On a track like ‘Now you know’ Macca manages to give us a quick history of grime, and in that sense he pays homage to it – the base is dutty (and I think I heard a little So Solid in the flow?). Moreover on a track like ‘When We Come Through’ Macca’s flow becomes reminiscent of JME on a track like ‘96 bars of revenge’. This isn’t to say that Macca’s flow is not unique, it indubitably is, but it is to say that as an artist he is aware of what is unique and distinctive about voices in grime. Macca and his Stay Fresh click recognise the importance of London but they represent a very distinct sound.
‘Lightwork’ is the best track, for me, in terms of it demonstrating Macca’s flow (closely flowed by ‘No hook’). Macca switches it up constantly and seamlessly. Like ‘Lightwork’ the sound of grime dominates the sound of the mixtape in tracks like the classic ‘Mike Lowery’ but there are some hip-hop tracks which have been originally produced.

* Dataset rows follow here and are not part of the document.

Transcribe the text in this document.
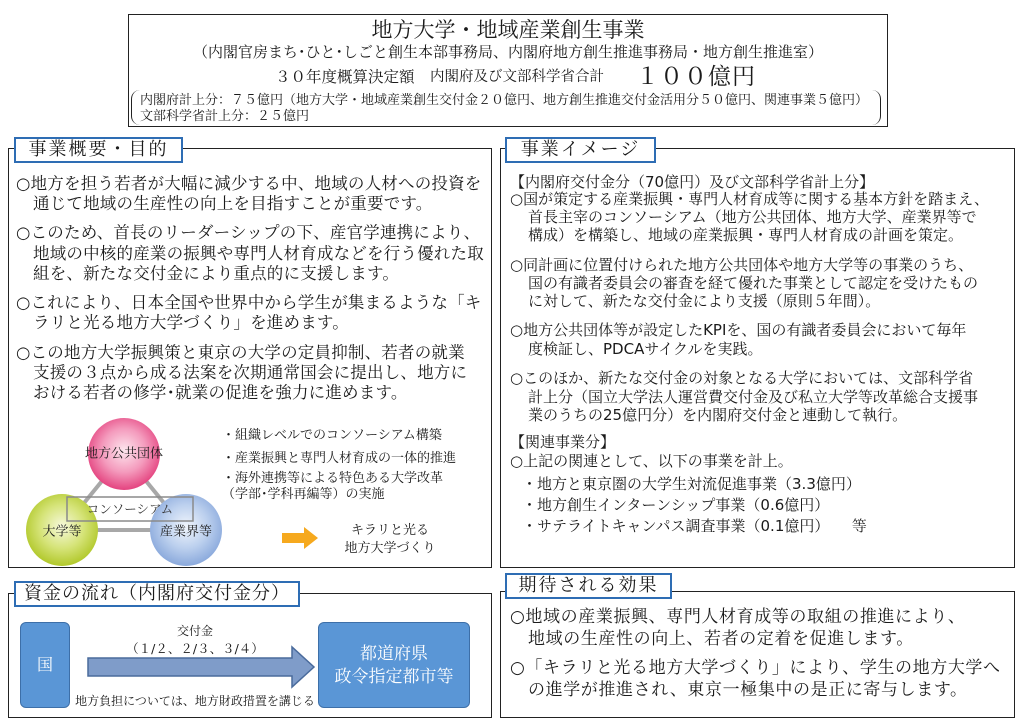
地方大学・地域産業創生事業
（内閣官房まち･ひと･しごと創生本部事務局、内閣府地方創生推進事務局・地方創生推進室）
３０年度概算決定額 内閣府及び文部科学省合計 １００億円
内閣府計上分：７５億円（地方大学・地域産業創生交付金２０億円、地方創生推進交付金活用分５０億円、関連事業５億円）
文部科学省計上分：２５億円
事業概要・目的
○地方を担う若者が大幅に減少する中、地域の人材への投資を
通じて地域の生産性の向上を目指すことが重要です。
○このため、首長のリーダーシップの下、産官学連携により、
地域の中核的産業の振興や専門人材育成などを行う優れた取
組を、新たな交付金により重点的に支援します。
○これにより、日本全国や世界中から学生が集まるような「キ
ラリと光る地方大学づくり」を進めます。
○この地方大学振興策と東京の大学の定員抑制、若者の就業
支援の３点から成る法案を次期通常国会に提出し、地方に
おける若者の修学･就業の促進を強力に進めます。
コンソーシアム
地方公共団体
大学等	産業界等
・組織レベルでのコンソーシアム構築
・産業振興と専門人材育成の一体的推進
・海外連携等による特色ある大学改革
（学部･学科再編等）の実施
キラリと光る
地方大学づくり
事業イメージ
【内閣府交付金分（70億円）及び文部科学省計上分】
○国が策定する産業振興・専門人材育成等に関する基本方針を踏まえ、
首長主宰のコンソーシアム（地方公共団体、地方大学、産業界等で
構成）を構築し、地域の産業振興・専門人材育成の計画を策定。
○同計画に位置付けられた地方公共団体や地方大学等の事業のうち、
国の有識者委員会の審査を経て優れた事業として認定を受けたもの
に対して、新たな交付金により支援（原則５年間）。
○地方公共団体等が設定したKPIを、国の有識者委員会において毎年
度検証し、PDCAサイクルを実践。
○このほか、新たな交付金の対象となる大学においては、文部科学省
計上分（国立大学法人運営費交付金及び私立大学等改革総合支援事
業のうちの25億円分）を内閣府交付金と連動して執行。
【関連事業分】
○上記の関連として、以下の事業を計上。
・地方と東京圏の大学生対流促進事業（3.3億円）
・地方創生インターンシップ事業（0.6億円）
・サテライトキャンパス調査事業（0.1億円）　　等
資金の流れ（内閣府交付金分）
国
交付金
（１/２、２/３、３/４）
地方負担については、地方財政措置を講じる
都道府県
政令指定都市等
期待される効果
○地域の産業振興、専門人材育成等の取組の推進により、
地域の生産性の向上、若者の定着を促進します。
○「キラリと光る地方大学づくり」により、学生の地方大学へ
の進学が推進され、東京一極集中の是正に寄与します。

Standard mixtapeness come about on tracks like ‘Runnaway Love’, ‘Here I am’ and ‘Moment 4 life’ which are sampled from Ludacris and Nicki Minaj respectively. Lyrically Macca’s ‘Runaway Love’ is more graphic than Ludacris’s original and in it he shows a natural flair for story-telling. Macca, J1 and Pressure do justice to Tyga’s ‘Light Dream’ transforming into ‘Where would I be’ – the vibe is light, deep and chilled.

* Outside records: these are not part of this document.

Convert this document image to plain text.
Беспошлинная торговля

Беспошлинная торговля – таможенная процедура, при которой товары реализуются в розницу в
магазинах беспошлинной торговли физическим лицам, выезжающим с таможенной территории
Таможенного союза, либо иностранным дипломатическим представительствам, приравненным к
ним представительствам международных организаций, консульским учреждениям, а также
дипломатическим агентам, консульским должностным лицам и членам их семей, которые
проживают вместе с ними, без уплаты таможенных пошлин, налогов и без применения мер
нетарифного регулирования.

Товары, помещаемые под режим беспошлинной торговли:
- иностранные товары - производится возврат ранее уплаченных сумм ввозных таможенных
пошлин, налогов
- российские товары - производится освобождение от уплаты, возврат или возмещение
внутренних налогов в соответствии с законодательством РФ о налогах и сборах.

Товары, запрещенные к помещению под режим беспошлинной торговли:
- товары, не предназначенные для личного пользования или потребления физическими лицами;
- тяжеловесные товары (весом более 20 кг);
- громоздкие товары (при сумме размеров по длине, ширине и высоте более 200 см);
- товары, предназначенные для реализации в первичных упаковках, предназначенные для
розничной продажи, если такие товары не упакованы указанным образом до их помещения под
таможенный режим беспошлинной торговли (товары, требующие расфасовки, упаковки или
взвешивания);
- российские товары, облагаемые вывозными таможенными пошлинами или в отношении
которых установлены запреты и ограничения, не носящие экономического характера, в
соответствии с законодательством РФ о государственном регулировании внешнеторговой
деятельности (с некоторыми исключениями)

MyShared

‘So di ting set’ features Sean Blaze and has a bashment vibe and – it’ll go down great ‘inna di rave’. Continually mixing it up with genres Macca also gives us a slow jam. ‘What you need’ is full of all that mack daddy pre-noughies naughtiness – foreplay and word play are blended effortlessly – it’s one for the ladies and shows lyrical brilliance.
Macca – So Di Ting Set ft Sean Blaze (Prod by Z. Dot)
‘Monster Mac – The Mix CD’ does what a great mixtape should do. It traces influences from the UK and US. It pays homage to different musical scenes and even to the females in these scenes (Leshurr gets a shout out). It’s collaborative and eclectic. Macca forges flow and voice and is backed by great production throughout – and yeah and there are loads of tracks.